= Deborah Dultzin =

Mexican astrophysicist (1945–2026)

Deborah Dultzin Kessler (also published as Deborah Dultzin-Hacyan; 9 October 1945 – 30 March 2026) was a Mexican astrophysicist specializing in quasars, blazars, active galactic nuclei, and supermassive black holes. She was a professor and researcher at the Institute of Astronomy of the National Autonomous University of Mexico (UNAM).

==Life and career==
Dultzin was the daughter of Arieh Dulzin, a Zionist activist from Minsk in the Russian Empire and Soviet Union (now Belarus) who emigrated to Mexico in 1928, and to Israel in 1956. Her mother was Fredzia Kessler, an oil painter from Warsaw, Poland, who had also emigrated to Mexico as a child in 1929. She was born in Monterrey in 1945, and grew up with her mother after her father left Mexico.

As a high school student and later at the UNAM, she loved mathematics but struggled with physics. Nevertheless, she completed a degree in physics in order to aim for a career in astronomy. Her anti-American political stance, and the influence of Guillermo Haro, persuaded her to continue her studies in the Soviet Union, where she went next with the support of the Secretariat of Foreign Affairs. She earned a master's degree in astrophysics at Moscow State University, working with Yakov Zeldovich, but for personal reasons returned to Mexico without completing a doctorate, at that time taking a position as a researcher at UNAM.

At the suggestion of a colleague on a sabbatical visit to Paris, she compiled a doctoral thesis based on her existing published work, and defended it at the Sorbonne University in 1986. Her dissertation was Spectrophotometrie des noyaux actifs des galaxies [Spectrophotometry of active galactic nuclei], directed by Jean Heyvaerts.

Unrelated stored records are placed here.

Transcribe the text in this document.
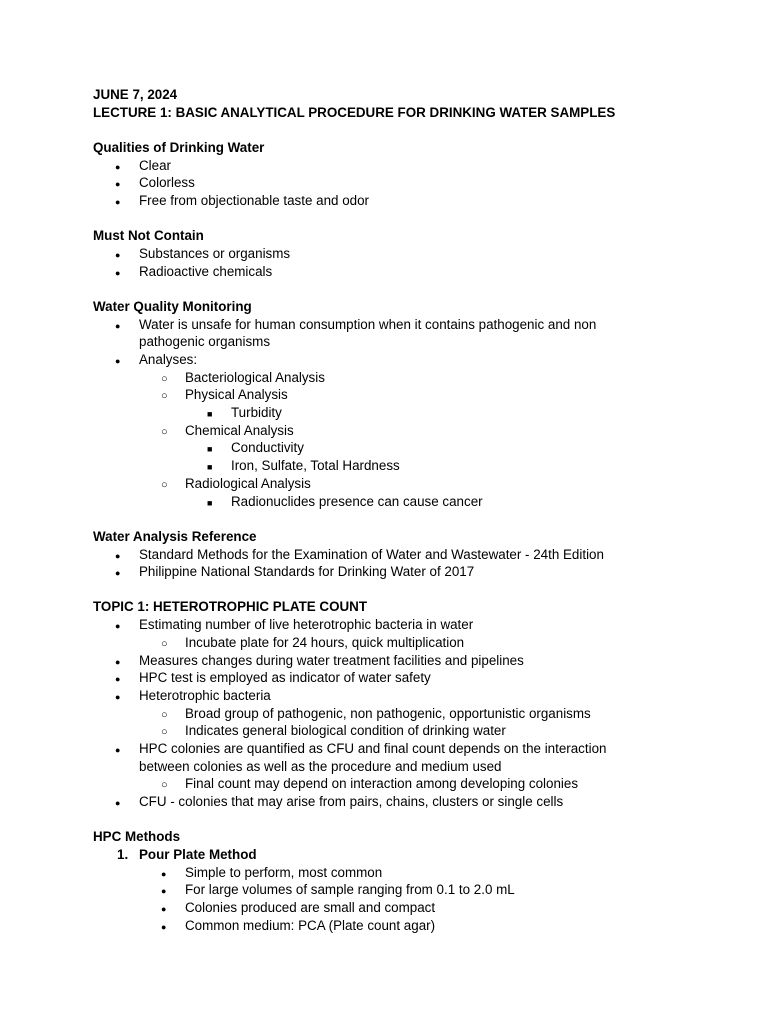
JUNE 7, 2024
LECTURE 1: BASIC ANALYTICAL PROCEDURE FOR DRINKING WATER SAMPLES
Qualities of Drinking Water
●
Clear
●
Colorless
●
Free from objectionable taste and odor
Must Not Contain
●
Substances or organisms
●
Radioactive chemicals
Water Quality Monitoring
●
Water is unsafe for human consumption when it contains pathogenic and non
pathogenic organisms
●
Analyses:
○
Bacteriological Analysis
○
Physical Analysis
■
Turbidity
○
Chemical Analysis
■
Conductivity
■
Iron, Sulfate, Total Hardness
○
Radiological Analysis
■
Radionuclides presence can cause cancer
Water Analysis Reference
●
Standard Methods for the Examination of Water and Wastewater - 24th Edition
●
Philippine National Standards for Drinking Water of 2017
TOPIC 1: HETEROTROPHIC PLATE COUNT
●
Estimating number of live heterotrophic bacteria in water
○
Incubate plate for 24 hours, quick multiplication
●
Measures changes during water treatment facilities and pipelines
●
HPC test is employed as indicator of water safety
●
Heterotrophic bacteria
○
Broad group of pathogenic, non pathogenic, opportunistic organisms
○
Indicates general biological condition of drinking water
●
HPC colonies are quantified as CFU and final count depends on the interaction
between colonies as well as the procedure and medium used
○
Final count may depend on interaction among developing colonies
●
CFU - colonies that may arise from pairs, chains, clusters or single cells
HPC Methods
1. Pour Plate Method
●
Simple to perform, most common
●
For large volumes of sample ranging from 0.1 to 2.0 mL
●
Colonies produced are small and compact
●
Common medium: PCA (Plate count agar)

Dultzin died on 30 March 2026, at the age of 80.

==Recognition==
Dultzin was a member of the Mexican Academy of Sciences. She was the 2010 winner of the Ciudad Capital Heberto Castillo award. In 2016, the UNAM gave her the National University Award. She is also a winner of the UNAM Sor Juana Inés de la Cruz Recognition.

In 2007, an international symposium was held in honor of her 60th birthday.